I’m using DGX OS 5.4.2.
Thanks in advance
I have the 525 series installed via your linked guide.
What is the error that you’re seeing?
When I run
apt install -y --reinstall nvidia-peer-memory-dkms
I get
nv_peer_mem.ko:
Running module version sanity check.
- Original module
- No original module exists within this kernel
- Installation
- Installing to /lib/modules/5.4.0-146-generic/updates/dkms/
depmod...
DKMS: install completed.
modprobe: ERROR: could not insert 'nv_peer_mem': Invalid argument
Note that the module is there:
❯ l /lib/modules/5.4.0-146-generic/updates/dkms/
total 4,4M
-rw-r--r-- 1 root root 15K apr 3 10:24 auxiliary.ko
-rw-r--r-- 1 root root 87K apr 3 10:24 ib_cm.ko
-rw-r--r-- 1 root root 522K apr 3 10:24 ib_core.ko
-rw-r--r-- 1 root root 229K apr 3 10:24 ib_ipoib.ko
-rw-r--r-- 1 root root 37K apr 3 10:24 ib_umad.ko
-rw-r--r-- 1 root root 195K apr 3 10:24 ib_uverbs.ko
-rw-r--r-- 1 root root 76K apr 3 10:24 iw_cm.ko
-rw-r--r-- 1 root root 2,2M apr 3 10:24 mlx5_core.ko
-rw-r--r-- 1 root root 586K apr 3 10:24 mlx5_ib.ko
-rw-r--r-- 1 root root 21K apr 3 10:24 mlx_compat.ko
-rw-r--r-- 1 root root 176K apr 3 10:24 mlxdevm.ko
-rw-r--r-- 1 root root 40K apr 3 10:24 mlxfw.ko
-rw-r--r-- 1 root root 20K apr 5 10:21 nv_peer_mem.ko
-rw-r--r-- 1 root root 170K apr 3 10:24 rdma_cm.ko
-rw-r--r-- 1 root root 45K apr 3 10:24 rdma_ucm.ko
dmesg:
[mer apr 5 10:51:59 2023] NVRM: API mismatch: the client has the version 525.85.12, but
NVRM: this kernel module has the version 470.161.03. Please
NVRM: make sure that this kernel module and all NVIDIA driver
NVRM: components have the same version.
[mer apr 5 10:51:59 2023] NVRM: API mismatch: the client has the version 525.85.12, but
NVRM: this kernel module has the version 470.161.03. Please
NVRM: make sure that this kernel module and all NVIDIA driver
NVRM: components have the same version.
[mer apr 5 10:52:21 2023] nv_peer_mem: Unknown symbol nvidia_p2p_cap_persistent_pages (err -2)

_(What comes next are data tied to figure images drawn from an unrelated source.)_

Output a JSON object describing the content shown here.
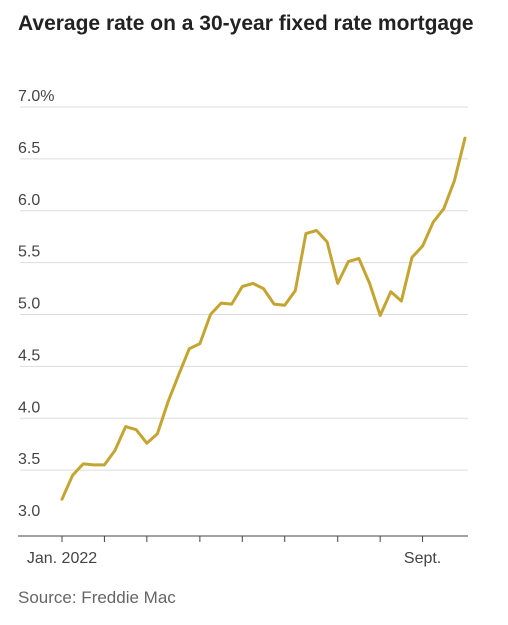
{
  "chart_data": {
    "type": "line",
    "title": "Average rate on a 30-year fixed rate mortgage",
    "xlabel": "",
    "ylabel": "",
    "ylim": [
      3.0,
      7.0
    ],
    "y_ticks": [
      {
        "value": 7.0,
        "label": "7.0%"
      },
      {
        "value": 6.5,
        "label": "6.5"
      },
      {
        "value": 6.0,
        "label": "6.0"
      },
      {
        "value": 5.5,
        "label": "5.5"
      },
      {
        "value": 5.0,
        "label": "5.0"
      },
      {
        "value": 4.5,
        "label": "4.5"
      },
      {
        "value": 4.0,
        "label": "4.0"
      },
      {
        "value": 3.5,
        "label": "3.5"
      },
      {
        "value": 3.0,
        "label": "3.0"
      }
    ],
    "x_ticks": [
      {
        "date": "2022-01-06",
        "label": "Jan. 2022"
      },
      {
        "date": "2022-02-03",
        "label": ""
      },
      {
        "date": "2022-03-03",
        "label": ""
      },
      {
        "date": "2022-04-07",
        "label": ""
      },
      {
        "date": "2022-05-05",
        "label": ""
      },
      {
        "date": "2022-06-02",
        "label": ""
      },
      {
        "date": "2022-07-07",
        "label": ""
      },
      {
        "date": "2022-08-04",
        "label": ""
      },
      {
        "date": "2022-09-01",
        "label": "Sept."
      }
    ],
    "grid": true,
    "color": "#c4a531",
    "series": [
      {
        "name": "",
        "x": [
          "2022-01-06",
          "2022-01-13",
          "2022-01-20",
          "2022-01-27",
          "2022-02-03",
          "2022-02-10",
          "2022-02-17",
          "2022-02-24",
          "2022-03-03",
          "2022-03-10",
          "2022-03-17",
          "2022-03-24",
          "2022-03-31",
          "2022-04-07",
          "2022-04-14",
          "2022-04-21",
          "2022-04-28",
          "2022-05-05",
          "2022-05-12",
          "2022-05-19",
          "2022-05-26",
          "2022-06-02",
          "2022-06-09",
          "2022-06-16",
          "2022-06-23",
          "2022-06-30",
          "2022-07-07",
          "2022-07-14",
          "2022-07-21",
          "2022-07-28",
          "2022-08-04",
          "2022-08-11",
          "2022-08-18",
          "2022-08-25",
          "2022-09-01",
          "2022-09-08",
          "2022-09-15",
          "2022-09-22",
          "2022-09-29"
        ],
        "values": [
          3.22,
          3.45,
          3.56,
          3.55,
          3.55,
          3.69,
          3.92,
          3.89,
          3.76,
          3.85,
          4.16,
          4.42,
          4.67,
          4.72,
          5.0,
          5.11,
          5.1,
          5.27,
          5.3,
          5.25,
          5.1,
          5.09,
          5.23,
          5.78,
          5.81,
          5.7,
          5.3,
          5.51,
          5.54,
          5.3,
          4.99,
          5.22,
          5.13,
          5.55,
          5.66,
          5.89,
          6.02,
          6.29,
          6.7
        ]
      }
    ],
    "source": "Source: Freddie Mac"
  }
}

[mer apr 5 10:52:21 2023] nv_peer_mem: disagrees about version of symbol nvidia_p2p_dma_unmap_pages
[mer apr 5 10:52:21 2023] nv_peer_mem: Unknown symbol nvidia_p2p_dma_unmap_pages (err -22)

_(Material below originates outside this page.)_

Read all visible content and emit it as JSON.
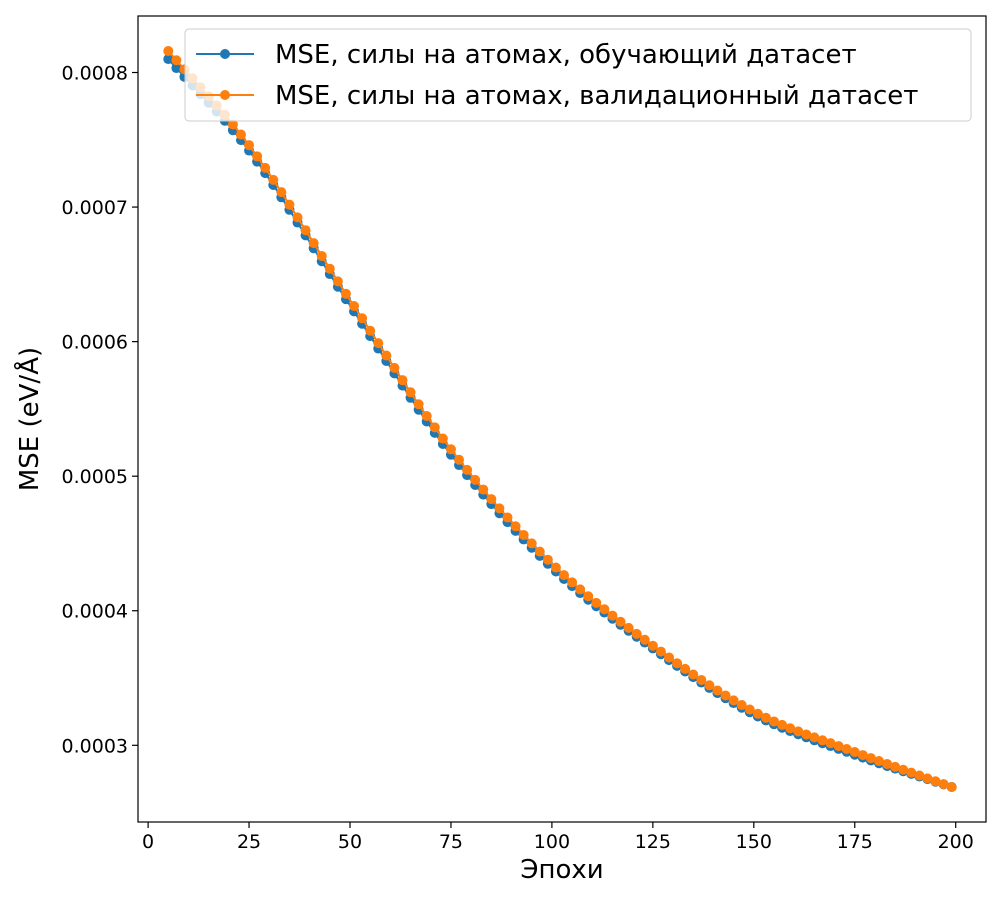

[mer apr 5 10:52:21 2023] nv_peer_mem: disagrees about version of symbol nvidia_p2p_dma_map_pages
[mer apr 5 10:52:21 2023] nv_peer_mem: Unknown symbol nvidia_p2p_dma_map_pages (err -22)

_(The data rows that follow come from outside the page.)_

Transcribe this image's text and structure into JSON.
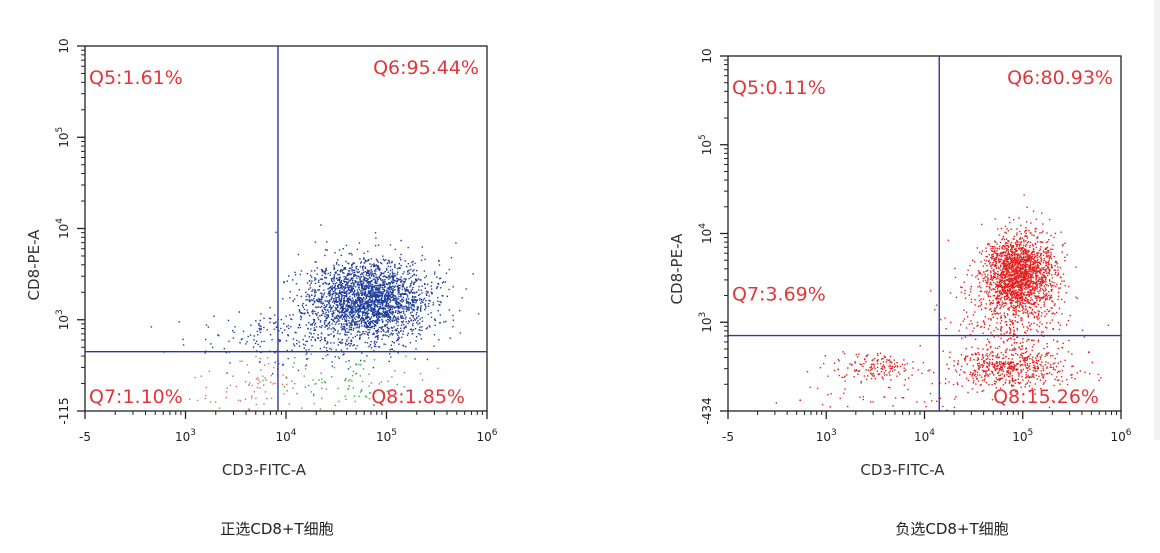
{
  "chart_data": [
    {
      "type": "scatter",
      "caption": "正选CD8+T细胞",
      "xlabel": "CD3-FITC-A",
      "ylabel": "CD8-PE-A",
      "x_ticks": [
        {
          "base": "-5",
          "exp": ""
        },
        {
          "base": "10",
          "exp": "3"
        },
        {
          "base": "10",
          "exp": "4"
        },
        {
          "base": "10",
          "exp": "5"
        },
        {
          "base": "10",
          "exp": "6"
        }
      ],
      "y_ticks": [
        {
          "base": "-115",
          "exp": ""
        },
        {
          "base": "10",
          "exp": "3"
        },
        {
          "base": "10",
          "exp": "4"
        },
        {
          "base": "10",
          "exp": "5"
        },
        {
          "base": "10",
          "exp": ""
        }
      ],
      "quadrants": [
        {
          "name": "Q5",
          "label": "Q5:1.61%",
          "percent": 1.61,
          "pos": "top-left"
        },
        {
          "name": "Q6",
          "label": "Q6:95.44%",
          "percent": 95.44,
          "pos": "top-right"
        },
        {
          "name": "Q7",
          "label": "Q7:1.10%",
          "percent": 1.1,
          "pos": "bottom-left"
        },
        {
          "name": "Q8",
          "label": "Q8:1.85%",
          "percent": 1.85,
          "pos": "bottom-right"
        }
      ],
      "gate": {
        "x_decades": 0.92,
        "y_decades": -0.35
      },
      "populations": [
        {
          "color": "#1f3d99",
          "cx": 1.82,
          "cy": 0.22,
          "sx": 0.3,
          "sy": 0.22,
          "n": 2600
        },
        {
          "color": "#1f3d99",
          "cx": 1.05,
          "cy": -0.18,
          "sx": 0.45,
          "sy": 0.15,
          "n": 220
        },
        {
          "color": "#3fae3f",
          "cx": 1.55,
          "cy": -0.7,
          "sx": 0.4,
          "sy": 0.18,
          "n": 110
        },
        {
          "color": "#e06a6a",
          "cx": 0.65,
          "cy": -0.72,
          "sx": 0.25,
          "sy": 0.18,
          "n": 70
        }
      ],
      "colors": {
        "axis": "#222222",
        "gate": "#2b3aa0",
        "label": "#e2373a"
      }
    },
    {
      "type": "scatter",
      "caption": "负选CD8+T细胞",
      "xlabel": "CD3-FITC-A",
      "ylabel": "CD8-PE-A",
      "x_ticks": [
        {
          "base": "-5",
          "exp": ""
        },
        {
          "base": "10",
          "exp": "3"
        },
        {
          "base": "10",
          "exp": "4"
        },
        {
          "base": "10",
          "exp": "5"
        },
        {
          "base": "10",
          "exp": "6"
        }
      ],
      "y_ticks": [
        {
          "base": "-434",
          "exp": ""
        },
        {
          "base": "10",
          "exp": "3"
        },
        {
          "base": "10",
          "exp": "4"
        },
        {
          "base": "10",
          "exp": "5"
        },
        {
          "base": "10",
          "exp": ""
        }
      ],
      "quadrants": [
        {
          "name": "Q5",
          "label": "Q5:0.11%",
          "percent": 0.11,
          "pos": "top-left"
        },
        {
          "name": "Q6",
          "label": "Q6:80.93%",
          "percent": 80.93,
          "pos": "top-right"
        },
        {
          "name": "Q7",
          "label": "Q7:3.69%",
          "percent": 3.69,
          "pos": "bottom-left"
        },
        {
          "name": "Q8",
          "label": "Q8:15.26%",
          "percent": 15.26,
          "pos": "bottom-right"
        }
      ],
      "gate": {
        "x_decades": 1.15,
        "y_decades": -0.15
      },
      "populations": [
        {
          "color": "#e32020",
          "cx": 1.95,
          "cy": 0.55,
          "sx": 0.18,
          "sy": 0.22,
          "n": 1900
        },
        {
          "color": "#e32020",
          "cx": 1.85,
          "cy": 0.0,
          "sx": 0.3,
          "sy": 0.35,
          "n": 420
        },
        {
          "color": "#e32020",
          "cx": 1.85,
          "cy": -0.5,
          "sx": 0.3,
          "sy": 0.12,
          "n": 520
        },
        {
          "color": "#e32020",
          "cx": 0.5,
          "cy": -0.5,
          "sx": 0.22,
          "sy": 0.08,
          "n": 160
        },
        {
          "color": "#e32020",
          "cx": 0.6,
          "cy": -0.85,
          "sx": 0.5,
          "sy": 0.08,
          "n": 40
        }
      ],
      "colors": {
        "axis": "#222222",
        "gate": "#2b3aa0",
        "label": "#e2373a"
      }
    }
  ]
}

[mer apr 5 10:52:21 2023] nv_peer_mem: disagrees about version of symbol nvidia_p2p_free_dma_mapping
[mer apr 5 10:52:21 2023] nv_peer_mem: Unknown symbol nvidia_p2p_free_dma_mapping (err -22)
Actually, solved: to avoid this mismatch we just had to reboot (the older modules are embedded in the linux image and prevent loading the new ones).